Supreme Court rules that patent infringement
lawsuits may only be filed in a US district where a defendant is either (a)
incorporated or (b) has committed acts of infringement and has a regular and
established place of business.
Case: TC HEARTLAND LLC v. KRAFT FOODS GROUP BRANDS LLC.
The patent venue
statute, 28 U. S. C. §1400(b), provides that “[a]ny civil action for patent
infringement may be brought in the judicial district where the defendant
resides, or where the defendant has committed acts of infringement and has a
regular and established place of business.” In Fourco Glass Co. v. Transmirra
Products Corp., 353 U. S. 222, 226, this Court concluded that for purposes of
§1400(b) a domestic corporation “resides” only in its State of incorporation,
rejecting the argument that §1400(b) incorporates the broader definition of
corporate “residence” contained in the general venue statute, 28 U. S. C.

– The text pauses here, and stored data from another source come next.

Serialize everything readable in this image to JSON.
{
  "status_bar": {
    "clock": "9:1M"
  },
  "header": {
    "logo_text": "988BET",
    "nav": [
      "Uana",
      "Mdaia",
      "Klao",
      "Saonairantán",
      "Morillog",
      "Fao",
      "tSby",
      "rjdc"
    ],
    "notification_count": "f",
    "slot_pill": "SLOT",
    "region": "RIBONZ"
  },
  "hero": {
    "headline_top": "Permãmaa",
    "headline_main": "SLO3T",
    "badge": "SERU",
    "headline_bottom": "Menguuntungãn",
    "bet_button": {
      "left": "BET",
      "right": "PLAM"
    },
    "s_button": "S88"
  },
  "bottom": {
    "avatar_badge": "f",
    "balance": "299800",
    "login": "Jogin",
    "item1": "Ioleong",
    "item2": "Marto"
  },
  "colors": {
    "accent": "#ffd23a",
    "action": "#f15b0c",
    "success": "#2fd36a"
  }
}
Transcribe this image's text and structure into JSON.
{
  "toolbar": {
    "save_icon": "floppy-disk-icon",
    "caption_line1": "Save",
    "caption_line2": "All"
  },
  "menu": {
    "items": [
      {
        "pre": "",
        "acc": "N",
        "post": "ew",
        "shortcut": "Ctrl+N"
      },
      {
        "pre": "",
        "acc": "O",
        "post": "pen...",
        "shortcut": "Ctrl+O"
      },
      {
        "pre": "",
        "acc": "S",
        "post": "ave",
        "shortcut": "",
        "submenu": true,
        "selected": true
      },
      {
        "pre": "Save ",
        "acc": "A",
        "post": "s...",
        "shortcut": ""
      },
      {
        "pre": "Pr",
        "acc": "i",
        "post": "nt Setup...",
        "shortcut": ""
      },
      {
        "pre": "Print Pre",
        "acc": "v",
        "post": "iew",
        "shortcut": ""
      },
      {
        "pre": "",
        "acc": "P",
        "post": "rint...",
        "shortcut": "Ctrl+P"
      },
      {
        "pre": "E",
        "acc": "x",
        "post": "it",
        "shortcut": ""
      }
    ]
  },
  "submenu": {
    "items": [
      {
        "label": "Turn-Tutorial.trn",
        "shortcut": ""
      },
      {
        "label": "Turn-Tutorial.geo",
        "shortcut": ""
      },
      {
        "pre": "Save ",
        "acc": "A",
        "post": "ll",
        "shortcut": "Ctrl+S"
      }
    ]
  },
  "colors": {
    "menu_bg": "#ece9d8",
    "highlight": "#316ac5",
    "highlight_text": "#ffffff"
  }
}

§1391(c). Congress has not amended §1400(b) since Fourco, but it has twice
amended §1391, which now provides that, “[e]xcept as otherwise provided by law”
and “[f]or all venue purposes,” a corporation “shall be deemed to reside, if a
defendant, in any judicial district in which such defendant is subject to the
court’s personal jurisdiction with respect to the civil action in question.”
§§1391(a), (c). Respondent filed a patent infringement suit in the District
Court for the District of Delaware against petitioner, a competitor that is
organized under Indiana law and headquartered in Indiana but ships the
allegedly infringing products into Delaware. Petitioner moved to transfer venue
to a District Court in Indiana, claiming that venue was improper in Delaware.
Citing Fourco, petitioner argued that it did not “resid[e]” in Delaware and had
no “regular and established place of business” in Delaware under §1400(b). The
District Court rejected these arguments. The Federal Circuit denied a petition
for a writ of mandamus, concluding that §1391(c) supplies the definition of
“resides” in §1400(b). The Federal Circuit reasoned that because petitioner
resided in Delaware under §1391(c), it also resided there under §1400(b).
Held: As applied to domestic corporations, “reside[nce]” in §1400(b) refers only to the State of incorporation. The amendments to §1391 did not modify the meaning of §1400(b) as interpreted by Fourco. Pp. 3– 10. (a) The venue provision of the Judiciary Act of 1789 covered patent cases as well as other civil suits. Stonite Products Co. v. Melvin Lloyd Co., 315 U. S. 561, 563. In 1897, Congress enacted a patent specific venue statute. This new statute (§1400(b)’s predecessor) permitted suit in the district of which the defendant was an “inhabitant” or in which the defendant both maintained a “regular and established place of business” and committed an act of infringement. 29 Stat. 695. A corporation at that time was understood to “inhabit” only the State of incorporation. This Court addressed the scope of §1400(b)’s predecessor in Stonite, concluding that it constituted “the exclusive provision controlling venue in patent infringement proceedings” and thus was not supplemented or modified by the general venue provisions. 315 U. S., at 563.